Concert Hall Finland in Helsinki. 1967-1971.

In addition to the Pension Fund building, he built several other objects in Helsinki: the monumental and white marble Concert Hall Finland, nicknamed the “iceberg of modernism” (1967-1971), the powerful House of Culture (1952-1958), powerful brick cisterns, Polytechnic University in the satellite city of Helsinki Espoo, with the main audience of the main building (1949–1966), which became Landmark.

Opera House in Essen, Germany. 1959-1988. 3D model.
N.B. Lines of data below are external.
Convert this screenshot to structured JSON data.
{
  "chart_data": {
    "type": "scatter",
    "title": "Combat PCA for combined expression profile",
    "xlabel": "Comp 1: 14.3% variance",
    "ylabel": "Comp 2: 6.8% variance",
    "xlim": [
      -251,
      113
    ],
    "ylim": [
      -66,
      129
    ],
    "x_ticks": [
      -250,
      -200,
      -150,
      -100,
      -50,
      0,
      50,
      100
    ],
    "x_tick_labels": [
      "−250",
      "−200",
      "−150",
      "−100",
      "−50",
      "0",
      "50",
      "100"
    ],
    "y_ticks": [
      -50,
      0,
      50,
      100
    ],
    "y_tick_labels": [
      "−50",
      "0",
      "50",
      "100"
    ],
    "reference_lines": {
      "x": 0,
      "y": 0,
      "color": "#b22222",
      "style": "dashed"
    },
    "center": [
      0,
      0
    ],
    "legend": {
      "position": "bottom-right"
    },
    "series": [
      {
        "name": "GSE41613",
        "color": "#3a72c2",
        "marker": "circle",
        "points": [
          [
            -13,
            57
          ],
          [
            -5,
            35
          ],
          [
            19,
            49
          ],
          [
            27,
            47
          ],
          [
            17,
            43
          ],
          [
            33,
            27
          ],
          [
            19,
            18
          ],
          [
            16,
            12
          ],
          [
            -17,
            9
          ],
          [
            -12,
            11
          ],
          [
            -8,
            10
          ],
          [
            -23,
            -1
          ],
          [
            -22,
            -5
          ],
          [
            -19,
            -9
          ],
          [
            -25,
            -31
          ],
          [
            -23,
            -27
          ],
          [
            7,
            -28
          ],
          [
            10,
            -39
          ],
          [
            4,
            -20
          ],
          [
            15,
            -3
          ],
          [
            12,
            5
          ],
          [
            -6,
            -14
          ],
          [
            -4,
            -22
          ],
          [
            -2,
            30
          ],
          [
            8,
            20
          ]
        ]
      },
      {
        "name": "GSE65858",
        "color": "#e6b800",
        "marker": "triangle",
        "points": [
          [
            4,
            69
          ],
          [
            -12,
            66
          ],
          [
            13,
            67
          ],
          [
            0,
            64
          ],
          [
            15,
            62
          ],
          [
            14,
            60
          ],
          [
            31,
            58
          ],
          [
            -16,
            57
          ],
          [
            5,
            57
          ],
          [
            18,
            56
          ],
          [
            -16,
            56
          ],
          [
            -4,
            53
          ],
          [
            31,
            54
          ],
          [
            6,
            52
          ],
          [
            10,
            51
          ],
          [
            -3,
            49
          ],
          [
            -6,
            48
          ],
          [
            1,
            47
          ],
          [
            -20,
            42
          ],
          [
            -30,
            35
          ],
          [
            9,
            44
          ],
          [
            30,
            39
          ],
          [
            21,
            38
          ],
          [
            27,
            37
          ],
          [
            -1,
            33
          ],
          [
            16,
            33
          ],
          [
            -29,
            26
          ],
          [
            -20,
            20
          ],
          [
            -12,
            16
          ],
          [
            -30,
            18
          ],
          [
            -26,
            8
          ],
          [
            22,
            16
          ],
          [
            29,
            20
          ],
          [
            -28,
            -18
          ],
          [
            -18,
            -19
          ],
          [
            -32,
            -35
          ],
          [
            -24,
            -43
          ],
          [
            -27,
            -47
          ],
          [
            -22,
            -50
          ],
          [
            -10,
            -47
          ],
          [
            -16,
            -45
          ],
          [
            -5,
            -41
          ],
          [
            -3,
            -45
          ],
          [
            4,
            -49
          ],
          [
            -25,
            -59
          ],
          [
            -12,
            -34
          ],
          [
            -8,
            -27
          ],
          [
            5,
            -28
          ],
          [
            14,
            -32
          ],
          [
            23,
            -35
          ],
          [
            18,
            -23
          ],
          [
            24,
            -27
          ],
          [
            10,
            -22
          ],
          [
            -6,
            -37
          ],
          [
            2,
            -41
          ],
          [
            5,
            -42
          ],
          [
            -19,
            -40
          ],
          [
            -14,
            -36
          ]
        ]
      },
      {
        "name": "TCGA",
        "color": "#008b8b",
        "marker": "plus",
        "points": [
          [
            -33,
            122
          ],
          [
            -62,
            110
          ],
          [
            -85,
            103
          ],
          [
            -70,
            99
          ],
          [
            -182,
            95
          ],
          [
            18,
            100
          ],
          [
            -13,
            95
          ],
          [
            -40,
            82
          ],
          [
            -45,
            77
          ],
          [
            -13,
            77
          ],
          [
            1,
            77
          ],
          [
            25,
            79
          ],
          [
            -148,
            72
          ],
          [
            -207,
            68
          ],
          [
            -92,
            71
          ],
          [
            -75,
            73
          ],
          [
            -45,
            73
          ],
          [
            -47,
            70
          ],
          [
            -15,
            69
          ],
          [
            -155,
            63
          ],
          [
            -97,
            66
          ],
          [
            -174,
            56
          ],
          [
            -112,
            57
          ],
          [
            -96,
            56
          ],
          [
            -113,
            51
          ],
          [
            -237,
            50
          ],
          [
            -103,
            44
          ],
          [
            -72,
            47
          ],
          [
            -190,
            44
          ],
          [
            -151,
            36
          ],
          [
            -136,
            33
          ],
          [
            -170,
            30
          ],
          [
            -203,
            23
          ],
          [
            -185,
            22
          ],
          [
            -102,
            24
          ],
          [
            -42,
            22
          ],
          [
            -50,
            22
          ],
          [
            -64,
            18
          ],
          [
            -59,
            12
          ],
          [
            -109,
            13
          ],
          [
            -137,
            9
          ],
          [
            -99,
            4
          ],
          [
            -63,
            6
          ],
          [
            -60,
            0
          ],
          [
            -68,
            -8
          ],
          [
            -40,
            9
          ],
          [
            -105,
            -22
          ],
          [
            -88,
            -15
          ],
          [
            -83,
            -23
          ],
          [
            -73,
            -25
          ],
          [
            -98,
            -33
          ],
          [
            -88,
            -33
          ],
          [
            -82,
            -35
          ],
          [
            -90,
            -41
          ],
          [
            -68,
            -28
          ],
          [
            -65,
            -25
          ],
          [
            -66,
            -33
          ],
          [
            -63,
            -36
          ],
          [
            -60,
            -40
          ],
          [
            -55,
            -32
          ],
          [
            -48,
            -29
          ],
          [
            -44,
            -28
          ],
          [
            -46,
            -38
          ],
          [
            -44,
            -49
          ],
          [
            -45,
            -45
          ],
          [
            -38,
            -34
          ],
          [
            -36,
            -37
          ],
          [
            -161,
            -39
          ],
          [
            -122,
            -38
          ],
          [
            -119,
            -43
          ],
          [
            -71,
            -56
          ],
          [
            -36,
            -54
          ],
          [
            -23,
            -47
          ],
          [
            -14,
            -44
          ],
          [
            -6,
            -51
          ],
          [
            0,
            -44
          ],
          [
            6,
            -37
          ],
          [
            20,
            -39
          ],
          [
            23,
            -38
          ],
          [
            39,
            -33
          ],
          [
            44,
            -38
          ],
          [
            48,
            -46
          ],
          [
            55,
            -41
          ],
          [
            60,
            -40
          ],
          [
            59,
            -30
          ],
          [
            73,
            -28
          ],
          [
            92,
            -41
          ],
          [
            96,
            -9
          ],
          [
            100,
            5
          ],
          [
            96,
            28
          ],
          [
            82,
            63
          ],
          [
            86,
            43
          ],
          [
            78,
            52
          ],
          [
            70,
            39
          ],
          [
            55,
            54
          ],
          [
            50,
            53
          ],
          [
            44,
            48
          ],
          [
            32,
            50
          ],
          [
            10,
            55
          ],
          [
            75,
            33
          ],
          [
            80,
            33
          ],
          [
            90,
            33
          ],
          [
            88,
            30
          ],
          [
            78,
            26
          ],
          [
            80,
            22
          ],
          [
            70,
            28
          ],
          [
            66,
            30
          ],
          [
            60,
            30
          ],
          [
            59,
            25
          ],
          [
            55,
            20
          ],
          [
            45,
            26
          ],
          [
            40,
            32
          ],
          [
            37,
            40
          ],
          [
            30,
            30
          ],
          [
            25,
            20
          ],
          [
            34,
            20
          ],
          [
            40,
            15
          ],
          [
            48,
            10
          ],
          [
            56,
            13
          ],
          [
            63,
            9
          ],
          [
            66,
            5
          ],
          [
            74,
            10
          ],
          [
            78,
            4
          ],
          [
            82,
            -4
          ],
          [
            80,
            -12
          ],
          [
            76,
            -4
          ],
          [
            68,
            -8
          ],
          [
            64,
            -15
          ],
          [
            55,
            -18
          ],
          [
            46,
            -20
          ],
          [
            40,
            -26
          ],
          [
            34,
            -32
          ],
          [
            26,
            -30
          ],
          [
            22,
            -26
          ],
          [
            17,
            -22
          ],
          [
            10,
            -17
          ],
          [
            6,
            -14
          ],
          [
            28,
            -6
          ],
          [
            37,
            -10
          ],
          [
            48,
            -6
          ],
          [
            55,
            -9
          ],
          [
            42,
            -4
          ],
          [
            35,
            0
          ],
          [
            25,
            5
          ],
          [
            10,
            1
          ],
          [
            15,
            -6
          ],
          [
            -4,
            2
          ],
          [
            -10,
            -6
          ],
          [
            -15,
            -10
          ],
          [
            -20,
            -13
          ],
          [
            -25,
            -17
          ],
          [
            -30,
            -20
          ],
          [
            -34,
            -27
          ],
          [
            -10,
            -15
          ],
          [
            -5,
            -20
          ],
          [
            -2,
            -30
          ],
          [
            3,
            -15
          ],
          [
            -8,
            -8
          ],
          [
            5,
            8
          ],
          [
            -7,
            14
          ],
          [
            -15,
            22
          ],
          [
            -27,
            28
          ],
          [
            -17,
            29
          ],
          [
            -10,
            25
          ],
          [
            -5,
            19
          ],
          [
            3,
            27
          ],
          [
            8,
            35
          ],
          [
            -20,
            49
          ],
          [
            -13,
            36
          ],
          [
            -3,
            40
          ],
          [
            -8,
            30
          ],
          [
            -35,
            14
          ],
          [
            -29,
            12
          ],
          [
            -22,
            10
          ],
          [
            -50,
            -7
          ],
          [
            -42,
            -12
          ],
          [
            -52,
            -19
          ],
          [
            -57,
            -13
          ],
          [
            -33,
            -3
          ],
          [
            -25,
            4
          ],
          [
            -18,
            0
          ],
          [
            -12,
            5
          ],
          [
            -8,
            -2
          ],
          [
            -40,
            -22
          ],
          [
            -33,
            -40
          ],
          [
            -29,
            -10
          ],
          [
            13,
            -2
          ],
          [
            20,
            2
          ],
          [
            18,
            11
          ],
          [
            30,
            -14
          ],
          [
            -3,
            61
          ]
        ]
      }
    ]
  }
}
The expressive, child-giving images of the building coexist with other types of buildings in his post-war creativity: these are rectangular functionalist boxes with a large number of regularly spaced windows that look like twins to each other. These appear to be the Building of the Finnish Electric Company (1970), the headquarters of the Stora-Enso concern 1959, and an academic bookstore in the city center (1969). The internal architecture of its buildings is often even more complicated and expressive than the external one: intersecting planes and lines, colliding colors, textures and streams of light resemble the Suprematic compositions pulsating with internal energy.

Congress Hall in Helsinki. Finishing: white Carrara marble. Project 1967–71 Finished after the death of the architect.

Aalto treated architectural creativity as a true artist: he did not adhere to any one style, order, concept, each time relying on an image born of imagination, nature was a source of inspiration for him, and his ultimate goal was humanism, service to man.